L'eau sous surveillance. Les délits se répétant, notre regard devient tous les jours un peu plus incisif.

Préservation de l'eau (III)

Surveillance des écosystèmes aquatiques

Si nous voulons assurer la préservation des écosystèmes aquatiques, nous devons contrôler en permanence leur état de santé, tant au niveau de la qualité de leurs eaux que de la diversité des organismes qui y vivent et de la qualité de leurs biotopes.

Quand la pollution est visible (corps flottants, mousses...) le diagnostic est généralement aisé. Mais ce n'est pas toujours le cas : une eau claire peut être fortement polluée et par manque de personnel ou par négligence il est arrivé que la pollution ne soit détectée que dans un autre pays, situé à 150 km en aval de la source de pollution !

Les autorités de contrôle doivent donc disposer de moyens de détection efficaces et assurer ce travail avec rigueur tout au long de l'année au risque d'assister à des intoxications inattendues, rappelez-vous la maladie de Minamata.

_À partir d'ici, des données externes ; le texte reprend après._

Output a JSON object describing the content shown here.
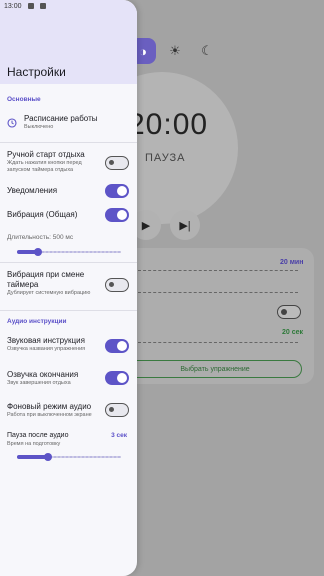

Certaines de ces mesures permettent d'évaluer la concentration des différentes substances in situ en continu. D'autres doivent être faites en laboratoire à partir d'échantillons d'eau prélevés dans le milieu naturel.

Mais étant donné que les polluants ne se limitent pas à l'eau mais migrent vers les terres ou dans l'atmosphère et contaminent même les organismes vivants, les analyses physico-chimiques de l'eau ne suffisent pas pour réellement apprécier la qualité écologique des écosystèmes aquatiques. En outre, elles sont mal adaptées pour détecter des pollutions intermittentes ou ponctuelles qui ne se produisent pas nécessairement lors de la prise d'échantillons, et elles ne prennent pas en compte les perturbations physiques du milieu.

D'autres moyens ont donc été élaborés comme l'analyse des sédiments ou des mousses aquatiques, ou encore l'analyse des organismes. A ce titre, les gestionnaires des milieux aquatiques utilisent ce qu'on appelle des indicateurs biologiques, des organismes vivants sensibles à une large éventail d'impacts physiques, chimiques et biologiques, et qui peuvent théoriquement apporter des réponses précises aux conséquences de ces perturbations sur le milieu aquatique.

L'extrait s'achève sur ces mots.